Nur mit Ehrlichkeit schafft man Vertrauen
Sollte uns das aber daran hindern, trotzdem die Wahrheit zu sagen? Ich glaube nein. Ich denke, dass die Bürger:innen zumindest mittelfristig die Wahrheit nicht nur vertragen, sondern längerfristig sogar goutieren werden. Ich bin deshalb fest davon überzeugt, dass man nur mit Wahrheit und Ehrlichkeit auch die Wähler:innen der extremen Parteien zurückgewinnen kann. Nur mit Ehrlichkeit schafft man Vertrauen, wer aber nicht ehrlich ist, wird sich über kurz oder lang in seinen Lügen verstricken. Negativbeispiele dazu wurden uns in der jüngeren Vergangenheit leider in ausreichendem Maße geliefert.
Leider ist dieses Phänomen in sämtlichen Bereichen des Lebens zu beobachten, sei es in der Politik, in der Wirtschaft, in der Gesellschaft oder im alltäglichen Zusammenleben. Und das, obwohl wir als Kinder mit unzähligen Merkformeln zur Wahrheit ermahnt wurden. "Wer einmal lügt, dem glaubt man nicht, und wenn er auch die Wahrheit spricht." wurde uns da eingetrichtert, oder dass "ehrlich am längsten währt" und natürlich, dass "Lügen kurze Beine" haben.
"Eine schmerzliche Wahrheit ist besser als eine Lüge"
Ich finde mich in folgendem Zitat von Thomas Mann wieder: "Eine schmerzliche Wahrheit ist besser als eine Lüge." Denken wir etwa an einen Arzt oder eine Ärztin, der/die täglich unangenehme Wahrheiten zu überbringen hat und dabei vor allem im Falle einer lebensbedrohlichen Erkrankung nichts schönreden darf, weil der oder die Patient:in ansonsten den Ernst der Lage nicht begreifen kann. Zielführend ist nur, zu sagen, was Sache ist und dann eine Therapie zu starten, die auf Fakten beruht.

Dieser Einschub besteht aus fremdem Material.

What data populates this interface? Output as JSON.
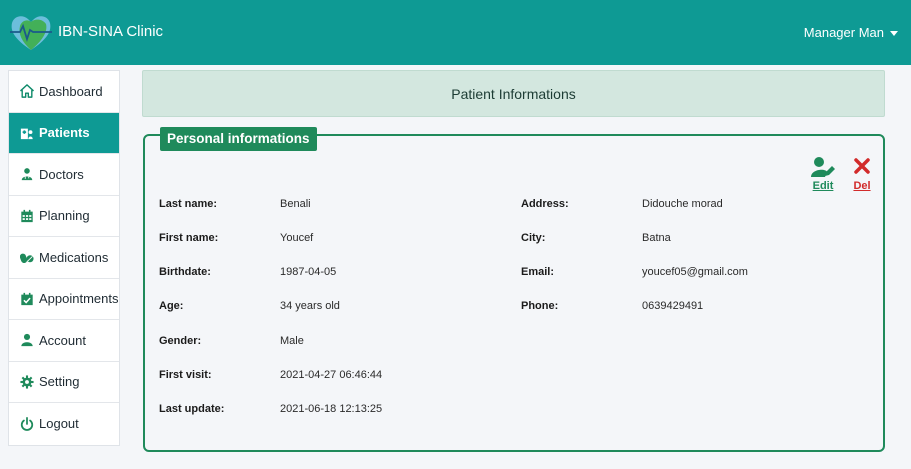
{
  "app": {
    "name": "IBN-SINA Clinic"
  },
  "user_menu": {
    "label": "Manager Man"
  },
  "sidebar": {
    "items": [
      {
        "label": "Dashboard",
        "icon": "home-icon",
        "active": false
      },
      {
        "label": "Patients",
        "icon": "hospital-user-icon",
        "active": true
      },
      {
        "label": "Doctors",
        "icon": "doctor-icon",
        "active": false
      },
      {
        "label": "Planning",
        "icon": "calendar-icon",
        "active": false
      },
      {
        "label": "Medications",
        "icon": "pills-icon",
        "active": false
      },
      {
        "label": "Appointments",
        "icon": "calendar-check-icon",
        "active": false
      },
      {
        "label": "Account",
        "icon": "user-icon",
        "active": false
      },
      {
        "label": "Setting",
        "icon": "gear-icon",
        "active": false
      },
      {
        "label": "Logout",
        "icon": "power-icon",
        "active": false
      }
    ]
  },
  "page": {
    "title": "Patient Informations"
  },
  "card": {
    "title": "Personal informations",
    "edit_label": "Edit",
    "delete_label": "Del"
  },
  "patient": {
    "left": [
      {
        "label": "Last name:",
        "value": "Benali"
      },
      {
        "label": "First name:",
        "value": "Youcef"
      },
      {
        "label": "Birthdate:",
        "value": "1987-04-05"
      },
      {
        "label": "Age:",
        "value": "34 years old"
      },
      {
        "label": "Gender:",
        "value": "Male"
      },
      {
        "label": "First visit:",
        "value": "2021-04-27 06:46:44"
      },
      {
        "label": "Last update:",
        "value": "2021-06-18 12:13:25"
      }
    ],
    "right": [
      {
        "label": "Address:",
        "value": "Didouche morad"
      },
      {
        "label": "City:",
        "value": "Batna"
      },
      {
        "label": "Email:",
        "value": "youcef05@gmail.com"
      },
      {
        "label": "Phone:",
        "value": "0639429491"
      }
    ]
  },
  "colors": {
    "topbar": "#0e9a94",
    "active_nav": "#0e9a94",
    "card_border": "#1f8a5b",
    "header_bg": "#d3e7df",
    "delete": "#d22b2b"
  }
}
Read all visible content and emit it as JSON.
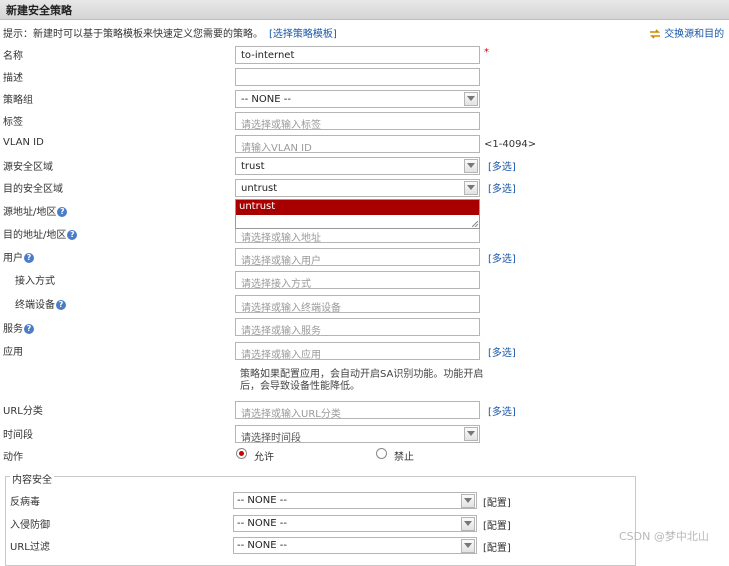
{
  "window": {
    "title": "新建安全策略"
  },
  "tip": {
    "text": "提示：新建时可以基于策略模板来快速定义您需要的策略。",
    "link": "[选择策略模板]"
  },
  "swap_link": "交换源和目的",
  "form": {
    "name": {
      "label": "名称",
      "value": "to-internet",
      "required": "*"
    },
    "description": {
      "label": "描述",
      "value": ""
    },
    "policy_group": {
      "label": "策略组",
      "value": "-- NONE --"
    },
    "tag": {
      "label": "标签",
      "placeholder": "请选择或输入标签"
    },
    "vlan": {
      "label": "VLAN ID",
      "placeholder": "请输入VLAN ID",
      "hint": "<1-4094>"
    },
    "src_zone": {
      "label": "源安全区域",
      "value": "trust",
      "multi": "[多选]"
    },
    "dst_zone": {
      "label": "目的安全区域",
      "value": "untrust",
      "multi": "[多选]"
    },
    "dst_zone_dropdown": {
      "options": [
        "untrust"
      ]
    },
    "src_addr": {
      "label": "源地址/地区"
    },
    "dst_addr": {
      "label": "目的地址/地区",
      "placeholder": "请选择或输入地址"
    },
    "user": {
      "label": "用户",
      "placeholder": "请选择或输入用户",
      "multi": "[多选]"
    },
    "access_method": {
      "label": "接入方式",
      "placeholder": "请选择接入方式"
    },
    "terminal": {
      "label": "终端设备",
      "placeholder": "请选择或输入终端设备"
    },
    "service": {
      "label": "服务",
      "placeholder": "请选择或输入服务"
    },
    "application": {
      "label": "应用",
      "placeholder": "请选择或输入应用",
      "multi": "[多选]",
      "note": "策略如果配置应用，会自动开启SA识别功能。功能开启后，会导致设备性能降低。"
    },
    "url_category": {
      "label": "URL分类",
      "placeholder": "请选择或输入URL分类",
      "multi": "[多选]"
    },
    "time_range": {
      "label": "时间段",
      "placeholder": "请选择时间段"
    },
    "action": {
      "label": "动作",
      "permit": "允许",
      "deny": "禁止",
      "selected": "permit"
    }
  },
  "content_security": {
    "legend": "内容安全",
    "antivirus": {
      "label": "反病毒",
      "value": "-- NONE --",
      "config": "[配置]"
    },
    "ips": {
      "label": "入侵防御",
      "value": "-- NONE --",
      "config": "[配置]"
    },
    "url_filter": {
      "label": "URL过滤",
      "value": "-- NONE --",
      "config": "[配置]"
    }
  },
  "help_glyph": "?",
  "watermark": "CSDN @梦中北山",
  "colors": {
    "selected_option": "#a80000",
    "link": "#1a57a8",
    "required": "#d00000"
  }
}
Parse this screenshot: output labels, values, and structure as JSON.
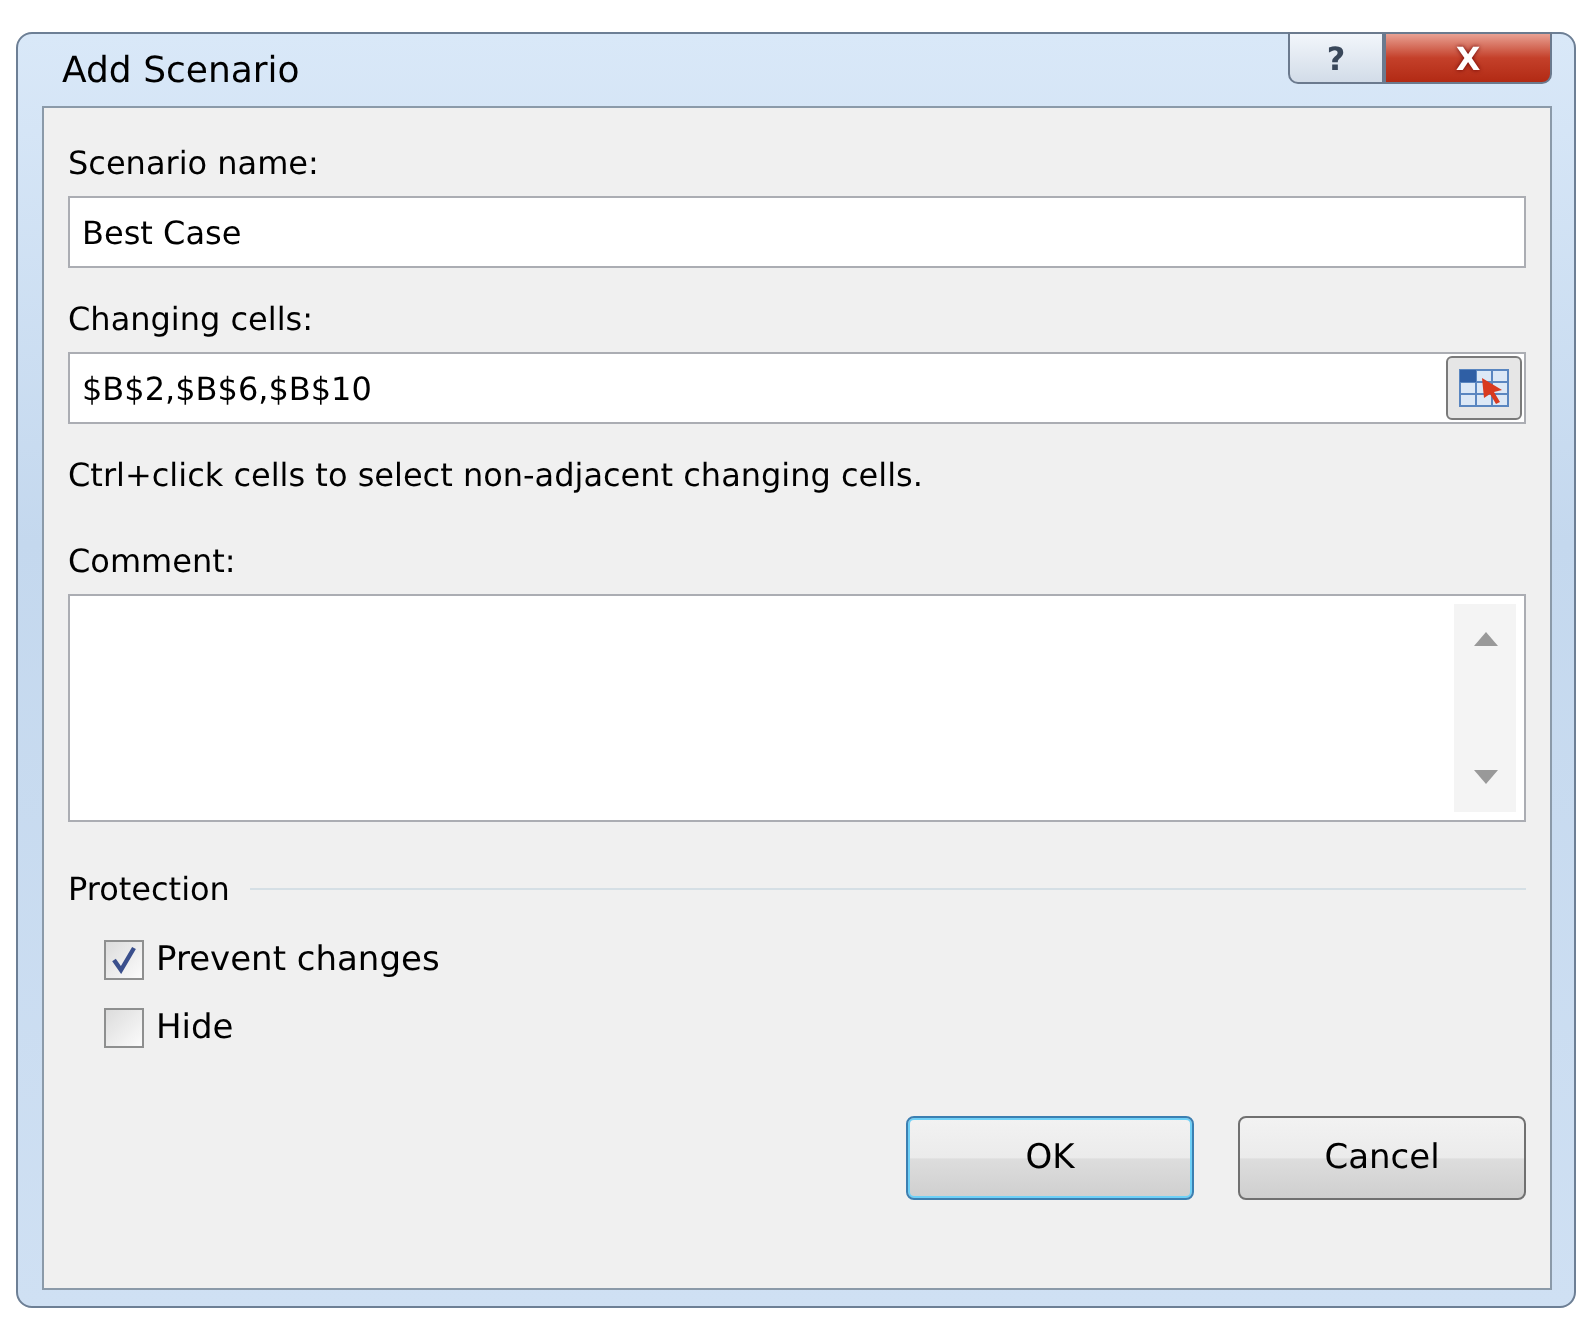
{
  "window": {
    "title": "Add Scenario",
    "buttons": [
      {
        "kind": "help",
        "label": "?"
      },
      {
        "kind": "close",
        "label": "X"
      }
    ]
  },
  "scenario_name": {
    "label": "Scenario name:",
    "value": "Best Case"
  },
  "changing_cells": {
    "label": "Changing cells:",
    "value": "$B$2,$B$6,$B$10",
    "hint": "Ctrl+click cells to select non-adjacent changing cells."
  },
  "comment": {
    "label": "Comment:"
  },
  "protection": {
    "title": "Protection",
    "options": [
      {
        "label": "Prevent changes",
        "checked": true
      },
      {
        "label": "Hide",
        "checked": false
      }
    ]
  },
  "buttons": [
    {
      "label": "OK",
      "default": true
    },
    {
      "label": "Cancel",
      "default": false
    }
  ]
}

Ehrlichkeit schafft Sympathien
Ehrlichkeit schafft Sympathien, das können Sie an sich selbst nachprüfen. Wessen Gesellschaft schätzen Sie mehr? Die jener Person, die Sie vorn herum anlächelt und mit Komplimenten überschüttet, die aber hinter Ihrem Rücken schlecht über Sie spricht? Oder doch eher eine, wo Sie wissen, woran Sie sind, weil man sich offen und ehrlich austauscht.
Lassen Sie uns in diesem Sinne die Aussagen, die uns vorgesetzt werden, prüfen und diejenigen als positiv goutieren, die ehrlich sind – auch wenn dies vielleicht sogar schmerzhaft ist. Versuchen wir auch selbst danach zu handeln, wobei ich betonen möchte, dass immer auch das Wie eine große Rolle spielt. Ehrlich zu sein bedeutet nicht, dass man immer und überall ungefragt und unreflektiert seine Meinung kundtut. Auch beim Ehrlich sein, macht der Ton die Musik, und wenn man den richtigen trifft, kann man weit mehr erreichen als mit einer Lüge, die dem Gegenüber vorübergehend ein gutes Gefühl gibt.